# Sheraton Desert Oasis Room Request/Map



## Betty (Jan 20, 2006)

To all Desert Oasis owners:

Can you request a specific unit location at this resort, and, if so, what should one ask for?  From what I've read elsewhere, many of the rooms don't have much of a view.  Does anyone know if owners at other Sheraton properties are given priority consideration of their requests?   

Would anyone have a map of this resort that they would be willing to share with me?  

Thanks,
Betty


----------



## DeniseM (Jan 20, 2006)

Betty said:
			
		

> To all Desert Oasis owners:
> 
> Can you request a specific unit location at this resort, and, if so, what should one ask for?  From what I've read elsewhere, many of the rooms don't have much of a view.  Does anyone know if owners at other Sheraton properties are given priority consideration of their requests?
> 
> ...



There is a map of the property on their webpage.
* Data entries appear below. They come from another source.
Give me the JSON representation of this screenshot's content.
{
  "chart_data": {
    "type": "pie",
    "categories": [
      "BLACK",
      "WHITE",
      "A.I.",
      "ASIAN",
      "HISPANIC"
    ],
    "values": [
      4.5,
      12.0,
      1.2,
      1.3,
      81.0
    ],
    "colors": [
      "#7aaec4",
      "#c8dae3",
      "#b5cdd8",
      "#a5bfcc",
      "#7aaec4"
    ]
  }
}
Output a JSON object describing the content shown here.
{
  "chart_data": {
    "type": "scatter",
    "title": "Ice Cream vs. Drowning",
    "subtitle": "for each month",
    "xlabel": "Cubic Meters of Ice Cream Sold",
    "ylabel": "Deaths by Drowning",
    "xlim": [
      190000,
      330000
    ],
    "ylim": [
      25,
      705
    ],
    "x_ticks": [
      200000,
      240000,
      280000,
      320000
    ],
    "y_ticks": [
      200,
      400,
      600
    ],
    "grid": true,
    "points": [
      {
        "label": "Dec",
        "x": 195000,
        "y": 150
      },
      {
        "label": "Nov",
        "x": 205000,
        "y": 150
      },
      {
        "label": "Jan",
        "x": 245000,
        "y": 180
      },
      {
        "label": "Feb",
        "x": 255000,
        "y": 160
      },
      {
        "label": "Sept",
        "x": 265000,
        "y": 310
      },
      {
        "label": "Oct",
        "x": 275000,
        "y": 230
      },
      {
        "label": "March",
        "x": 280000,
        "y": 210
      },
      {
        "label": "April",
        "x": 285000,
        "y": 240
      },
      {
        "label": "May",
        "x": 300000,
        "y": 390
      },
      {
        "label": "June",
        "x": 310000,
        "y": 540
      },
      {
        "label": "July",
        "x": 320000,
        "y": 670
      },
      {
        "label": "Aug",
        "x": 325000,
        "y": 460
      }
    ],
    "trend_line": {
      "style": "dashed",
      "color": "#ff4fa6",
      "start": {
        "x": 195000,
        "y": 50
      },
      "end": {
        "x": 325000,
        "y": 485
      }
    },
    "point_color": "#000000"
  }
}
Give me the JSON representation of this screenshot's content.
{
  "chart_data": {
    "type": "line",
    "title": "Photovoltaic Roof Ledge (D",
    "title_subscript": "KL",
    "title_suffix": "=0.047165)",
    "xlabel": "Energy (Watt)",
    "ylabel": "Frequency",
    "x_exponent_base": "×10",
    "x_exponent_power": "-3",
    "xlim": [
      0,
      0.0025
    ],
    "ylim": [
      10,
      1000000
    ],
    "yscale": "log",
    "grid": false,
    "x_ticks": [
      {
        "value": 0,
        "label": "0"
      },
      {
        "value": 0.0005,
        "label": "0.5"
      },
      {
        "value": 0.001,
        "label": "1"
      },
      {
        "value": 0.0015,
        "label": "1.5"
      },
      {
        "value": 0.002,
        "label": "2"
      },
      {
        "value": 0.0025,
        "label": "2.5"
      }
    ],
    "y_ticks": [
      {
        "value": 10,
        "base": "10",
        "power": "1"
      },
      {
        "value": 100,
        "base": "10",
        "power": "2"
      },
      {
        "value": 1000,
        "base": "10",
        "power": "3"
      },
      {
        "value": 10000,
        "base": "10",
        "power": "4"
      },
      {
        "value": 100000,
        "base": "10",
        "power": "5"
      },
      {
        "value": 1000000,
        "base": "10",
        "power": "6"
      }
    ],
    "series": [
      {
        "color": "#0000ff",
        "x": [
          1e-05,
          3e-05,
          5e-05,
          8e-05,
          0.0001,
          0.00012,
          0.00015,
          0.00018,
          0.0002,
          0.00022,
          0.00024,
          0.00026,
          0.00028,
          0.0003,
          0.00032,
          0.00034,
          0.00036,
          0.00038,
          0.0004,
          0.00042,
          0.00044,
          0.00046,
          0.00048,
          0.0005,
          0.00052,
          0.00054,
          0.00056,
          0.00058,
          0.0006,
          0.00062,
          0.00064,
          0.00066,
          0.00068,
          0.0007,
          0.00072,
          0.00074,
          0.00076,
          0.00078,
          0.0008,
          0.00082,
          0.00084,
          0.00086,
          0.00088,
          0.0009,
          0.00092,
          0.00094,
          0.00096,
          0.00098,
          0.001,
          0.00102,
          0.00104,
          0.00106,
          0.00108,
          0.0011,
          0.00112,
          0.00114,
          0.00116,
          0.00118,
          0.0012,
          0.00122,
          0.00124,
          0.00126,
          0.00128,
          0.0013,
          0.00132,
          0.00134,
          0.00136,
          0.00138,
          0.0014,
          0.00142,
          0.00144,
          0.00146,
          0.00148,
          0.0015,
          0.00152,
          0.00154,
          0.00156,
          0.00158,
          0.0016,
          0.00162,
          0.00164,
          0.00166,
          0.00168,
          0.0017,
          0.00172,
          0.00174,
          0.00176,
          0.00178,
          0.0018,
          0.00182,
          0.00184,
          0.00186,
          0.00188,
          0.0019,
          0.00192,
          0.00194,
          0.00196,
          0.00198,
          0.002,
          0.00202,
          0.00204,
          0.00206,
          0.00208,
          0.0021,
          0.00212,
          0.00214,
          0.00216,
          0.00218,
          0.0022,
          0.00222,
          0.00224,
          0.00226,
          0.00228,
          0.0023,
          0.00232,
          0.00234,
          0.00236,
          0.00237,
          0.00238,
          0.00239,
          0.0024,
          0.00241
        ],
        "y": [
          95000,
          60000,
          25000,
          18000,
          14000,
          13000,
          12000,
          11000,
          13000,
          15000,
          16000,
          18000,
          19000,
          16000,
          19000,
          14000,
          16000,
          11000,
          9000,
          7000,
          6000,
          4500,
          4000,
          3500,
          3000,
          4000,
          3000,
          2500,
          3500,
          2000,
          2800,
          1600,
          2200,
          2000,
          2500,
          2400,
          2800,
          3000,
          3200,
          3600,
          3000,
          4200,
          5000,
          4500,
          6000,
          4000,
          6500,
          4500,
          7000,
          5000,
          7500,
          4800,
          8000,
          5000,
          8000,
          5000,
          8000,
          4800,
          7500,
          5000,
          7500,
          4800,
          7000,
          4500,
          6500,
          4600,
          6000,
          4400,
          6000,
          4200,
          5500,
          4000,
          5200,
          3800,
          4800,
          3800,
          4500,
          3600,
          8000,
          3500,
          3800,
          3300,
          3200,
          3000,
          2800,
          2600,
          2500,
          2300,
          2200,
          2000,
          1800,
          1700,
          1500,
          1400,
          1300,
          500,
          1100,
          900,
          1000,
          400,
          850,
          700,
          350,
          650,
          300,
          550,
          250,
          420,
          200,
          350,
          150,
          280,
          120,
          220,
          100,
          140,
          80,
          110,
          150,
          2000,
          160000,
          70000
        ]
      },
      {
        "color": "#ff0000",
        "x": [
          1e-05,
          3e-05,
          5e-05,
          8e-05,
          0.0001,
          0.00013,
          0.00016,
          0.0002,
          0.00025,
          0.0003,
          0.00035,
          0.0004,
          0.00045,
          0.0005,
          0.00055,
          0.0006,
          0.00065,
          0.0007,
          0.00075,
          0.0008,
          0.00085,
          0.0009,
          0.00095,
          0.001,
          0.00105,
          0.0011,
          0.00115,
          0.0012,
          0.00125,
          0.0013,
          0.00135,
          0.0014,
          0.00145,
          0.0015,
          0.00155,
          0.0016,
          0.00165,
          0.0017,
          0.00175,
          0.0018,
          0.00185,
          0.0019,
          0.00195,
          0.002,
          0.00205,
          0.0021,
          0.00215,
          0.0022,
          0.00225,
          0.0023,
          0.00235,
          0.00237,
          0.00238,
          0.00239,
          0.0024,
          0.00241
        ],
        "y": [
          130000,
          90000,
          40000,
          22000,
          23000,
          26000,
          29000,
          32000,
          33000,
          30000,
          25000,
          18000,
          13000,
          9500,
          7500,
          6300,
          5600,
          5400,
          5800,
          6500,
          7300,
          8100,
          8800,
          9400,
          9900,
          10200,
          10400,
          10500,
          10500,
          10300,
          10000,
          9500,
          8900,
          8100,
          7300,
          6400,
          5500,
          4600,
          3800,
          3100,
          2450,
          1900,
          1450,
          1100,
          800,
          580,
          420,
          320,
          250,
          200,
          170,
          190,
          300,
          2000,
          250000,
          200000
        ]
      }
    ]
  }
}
SDO

If you are traveling without children, I would recommend that you ask for a view of the quiet pool (adults only pool.)  This resort is in the city, so there aren't really any views outside the resort.  SVO members are given some priority.  Elite Owners and owners at the particular property have (in theory) higher priority and then owners from other SVO properties.


----------



## Betty (Jan 23, 2006)

Thank you, Denise.  I found the resort map on the SDO website as you mentioned.  And thanks to your suggestion, we are going to request a unit overlooking the quiet pool.  How large is this pool in comparison to the larger, main pool?  Does it have any shaded areas similar to the larger pool?  Since we'll be there in mid-February, we may not need to worry about swimming anyway, since I think it may be a little too cool for my liking even though the pools are heated.  Are all of the buildings only two stories high?  Should we request a second floor unit?  Thanks for answering more of my questions.

Betty


----------



## myip (Jan 23, 2006)

Betty said:
			
		

> Thank you, Denise.  I found the resort map on the SDO website as you mentioned.  And thanks to your suggestion, we are going to request a unit overlooking the quiet pool.  How large is this pool in comparison to the larger, main pool?  Does it have any shaded areas similar to the larger pool?  Since we'll be there in mid-February, we may not need to worry about swimming anyway, since I think it may be a little too cool for my liking even though the pools are heated.  Are all of the buildings only two stories high?  Should we request a second floor unit?  Thanks for answering more of my questions.
> 
> Betty


The quiet pool is about 1/4 size of the main pool.  It is in the shaded area.  It doesn't matter which unit you get except you should ask for top floor so you don't have to listen to hot tub running and flushing toliet.  The pool is heated very nicely.  We went into the pool 4 times during the Christmas/New Year break.  Also, this resort doesn't have midweek cleaning.


----------